Конюх задержал его, перегородив дорогу:

— Постой, не торопись. Коли зашел, так надо… надо покалякать с тобой.

— Не возражаю, давайте… Только вы все равно от меня ничего не добьетесь… Скрывать ваши грехи не могу, другого акта писать не буду. — Его смелость поразила обоих, Староверов поднял на Сотина белое, как тесто, расплывшееся лицо и нервно задергал усами. — Если бы, — продолжал невозмутимо Сотин, — я сделал это, жалеючи вас, то через несколько дней приехал бы Горбатов или сам директор. И так, и этак от суда не уйти вам.

— Ведь у меня дети! — вдруг зарычал Староверов, потрясая поднятыми кулаками.

Сотин чувствовал, что скажи он теперь хоть одно неосторожное, резкое слово — и вор или упадет к нему в ноги и начнет реветь, или вырвет у конюха ореховую палку и размозжит ему, Сотину, череп.

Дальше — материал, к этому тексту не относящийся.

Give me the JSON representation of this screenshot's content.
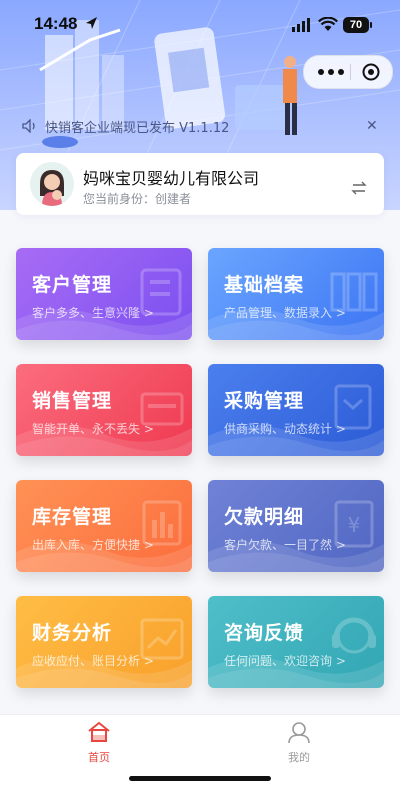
{
  "status_bar": {
    "time": "14:48",
    "battery": "70"
  },
  "notice": {
    "text": "快销客企业端现已发布 V1.1.12"
  },
  "company": {
    "name": "妈咪宝贝婴幼儿有限公司",
    "role": "您当前身份：创建者"
  },
  "modules": [
    {
      "title": "客户管理",
      "subtitle": "客户多多、生意兴隆 >",
      "gradient": [
        "#a86cf5",
        "#7b4ff0"
      ]
    },
    {
      "title": "基础档案",
      "subtitle": "产品管理、数据录入 >",
      "gradient": [
        "#6aa6ff",
        "#3c74f3"
      ]
    },
    {
      "title": "销售管理",
      "subtitle": "智能开单、永不丢失 >",
      "gradient": [
        "#fb6d7e",
        "#ef3950"
      ]
    },
    {
      "title": "采购管理",
      "subtitle": "供商采购、动态统计 >",
      "gradient": [
        "#4b7fee",
        "#2c5bd6"
      ]
    },
    {
      "title": "库存管理",
      "subtitle": "出库入库、方便快捷 >",
      "gradient": [
        "#ff9256",
        "#fb6d3c"
      ]
    },
    {
      "title": "欠款明细",
      "subtitle": "客户欠款、一目了然 >",
      "gradient": [
        "#6f82d6",
        "#5066c2"
      ]
    },
    {
      "title": "财务分析",
      "subtitle": "应收应付、账目分析 >",
      "gradient": [
        "#ffbd45",
        "#f8a02b"
      ]
    },
    {
      "title": "咨询反馈",
      "subtitle": "任何问题、欢迎咨询 >",
      "gradient": [
        "#4fbfc9",
        "#32a6b4"
      ]
    }
  ],
  "tabbar": {
    "items": [
      {
        "label": "首页",
        "active": true,
        "color": "#e8473f"
      },
      {
        "label": "我的",
        "active": false,
        "color": "#9a9a9a"
      }
    ]
  }
}
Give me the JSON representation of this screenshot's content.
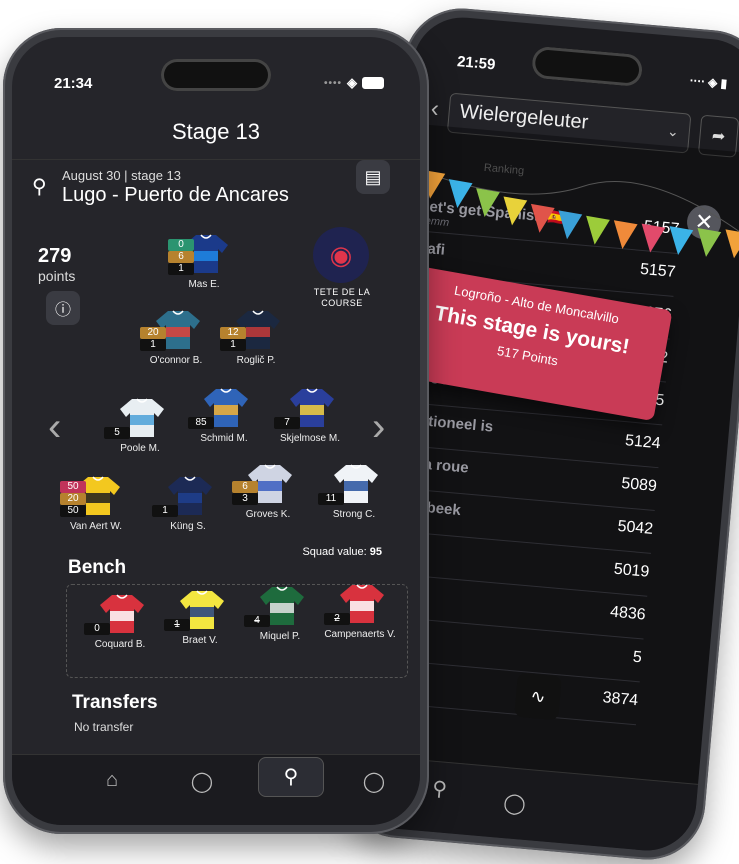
{
  "front": {
    "status": {
      "time": "21:34"
    },
    "title": "Stage 13",
    "stage": {
      "subtitle": "August 30 | stage 13",
      "name": "Lugo - Puerto de Ancares"
    },
    "score": {
      "value": "279",
      "unit": "points"
    },
    "team": {
      "name": "TETE DE LA COURSE",
      "accent": "#e0354b"
    },
    "riders": [
      {
        "name": "Mas E.",
        "badges": [
          "0",
          "6",
          "1"
        ],
        "colors": [
          "#1b3a8a",
          "#1e88e5"
        ]
      },
      {
        "name": "O'connor B.",
        "badges": [
          "20",
          "1"
        ],
        "colors": [
          "#2d6f8c",
          "#e0423a"
        ]
      },
      {
        "name": "Roglič P.",
        "badges": [
          "12",
          "1"
        ],
        "colors": [
          "#1b2840",
          "#c43a3a"
        ]
      },
      {
        "name": "Poole M.",
        "badges": [
          "5"
        ],
        "colors": [
          "#e8eef2",
          "#4aa0d8"
        ]
      },
      {
        "name": "Schmid M.",
        "badges": [
          "85"
        ],
        "colors": [
          "#2f64b8",
          "#f2b134"
        ]
      },
      {
        "name": "Skjelmose M.",
        "badges": [
          "7"
        ],
        "colors": [
          "#2a3f9c",
          "#f5d13b"
        ]
      },
      {
        "name": "Van Aert W.",
        "badges": [
          "50",
          "20",
          "50"
        ],
        "colors": [
          "#f3c81f",
          "#1e1e1e"
        ]
      },
      {
        "name": "Küng S.",
        "badges": [
          "1"
        ],
        "colors": [
          "#1c2a55",
          "#1e3f8f"
        ]
      },
      {
        "name": "Groves K.",
        "badges": [
          "6",
          "3"
        ],
        "colors": [
          "#cfd4e3",
          "#3a5dc0"
        ]
      },
      {
        "name": "Strong C.",
        "badges": [
          "11"
        ],
        "colors": [
          "#f0f3f7",
          "#27519f"
        ]
      }
    ],
    "bench": {
      "title": "Bench",
      "squad_label": "Squad value:",
      "squad_value": "95",
      "riders": [
        {
          "name": "Coquard B.",
          "badge": "0",
          "struck": false,
          "colors": [
            "#d8323e",
            "#ffffff"
          ]
        },
        {
          "name": "Braet V.",
          "badge": "1",
          "struck": true,
          "colors": [
            "#f3e640",
            "#1f3d86"
          ]
        },
        {
          "name": "Miquel P.",
          "badge": "4",
          "struck": true,
          "colors": [
            "#1e6b3d",
            "#e4e4e4"
          ]
        },
        {
          "name": "Campenaerts V.",
          "badge": "2",
          "struck": true,
          "colors": [
            "#d8323e",
            "#ffffff"
          ]
        }
      ]
    },
    "transfers": {
      "title": "Transfers",
      "text": "No transfer"
    }
  },
  "back": {
    "status": {
      "time": "21:59"
    },
    "league": "Wielergeleuter",
    "rank_header": "Ranking",
    "rows": [
      {
        "team": "Let's get Spanish",
        "flag": "🇪🇸",
        "sub": "Temm",
        "score": "5157"
      },
      {
        "team": "Nafi",
        "sub": "",
        "score": "5157"
      },
      {
        "team": "",
        "sub": "",
        "score": "5676"
      },
      {
        "team": "",
        "sub": "",
        "score": "2"
      },
      {
        "team": "e-Ooo",
        "sub": "",
        "score": "5"
      },
      {
        "team": "unctioneel is",
        "sub": "s",
        "score": "5124"
      },
      {
        "team": "de la roue",
        "sub": "",
        "score": "5089"
      },
      {
        "team": "Holsbeek",
        "sub": "eri",
        "score": "5042"
      },
      {
        "team": "ow",
        "sub": "",
        "score": "5019"
      },
      {
        "team": "os",
        "sub": "",
        "score": "4836"
      },
      {
        "team": "",
        "sub": "",
        "score": "5"
      },
      {
        "team": "",
        "sub": "",
        "score": "3874"
      }
    ],
    "banner": {
      "stage": "Logroño - Alto de Moncalvillo",
      "headline": "This stage is yours!",
      "points": "517 Points",
      "color": "#c93b56"
    }
  }
}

Уже более мягко Сотин сказал:

— Вы же взрослые люди… Сами понимаете, что я не по злобе на вас пишу директору. Мне лично вы ничего плохого не сделали… Если бы вы были неисправимые воры и трусы, вы могли бы выместить на мне, а потом… стать к стенке… Я вам вот что посоветую, по-человечески: дождитесь суда, расскажите правду. — И, помолчав, добавил: — Если хотите, я доложу Бережнову только то, что есть в акте, и ничего больше.

— Не скажешь? — облегченно вздохнул наполовину прощенный Староверов. Все же по глазам было заметно, что не верит.

— Не скажу, — твердо обещал лесовод. — Ну, пошли обратно, — пригласил он обоих.

Все трое встали на лыжи, тронулись вдоль берега. Сотин шел впереди, а оглянувшись на конюха, шедшего позади с палкой в руке, чуть усмехаясь, посоветовал:

— Брось палку-то… А то увидят, подумают что-нибудь плохое…

Конюх размахнулся изо всей силы, — палка, переметнувшись несколько раз в воздухе, булькнула в полынью.

Глава IV

Омутнинский угол

Пока Сотин занимался Большой и Малой Ольховкой, Алексей Иванович Горбатов, выполняя поручение Бережнова, колесил по делянкам зюздинского участка. Сегодня пробирался он в само Зюздино, и перед ним, на козлах саней, сидел старик возница.

От Вьяса до села Зюздино — сплошные хвойные леса. Высокой стеной стоят они по сторонам дороги, которая, бесконечно извиваясь, ведет на север. Может быть, только чудилось Горбатову, что чем дальше, тем все больше становится елей в почти нехоженой здесь Омутнинской тайге.

После полден они вступили в просеку. Похожая на белое глубокое ущелье, она протянулась километров на девять прямиком… Задумчив и красив бор зимою!.. Какие-то грустные старинные напевы слышатся в его неугомонном вечном шуме. Горбатов заслушался невольно, очутившись в их сладком плену, и будто в полусне припоминалось ему что-то свое, родное, над чем он уже не властен… Или далекое непозабытое детство вернулось к нему опять, или первое свидание с Аришей, или продолжается сказка, которую, придумав сам, он рассказывает Кате, а она, сидя у него на коленях, глядит в глаза, светло и доверчиво улыбаясь…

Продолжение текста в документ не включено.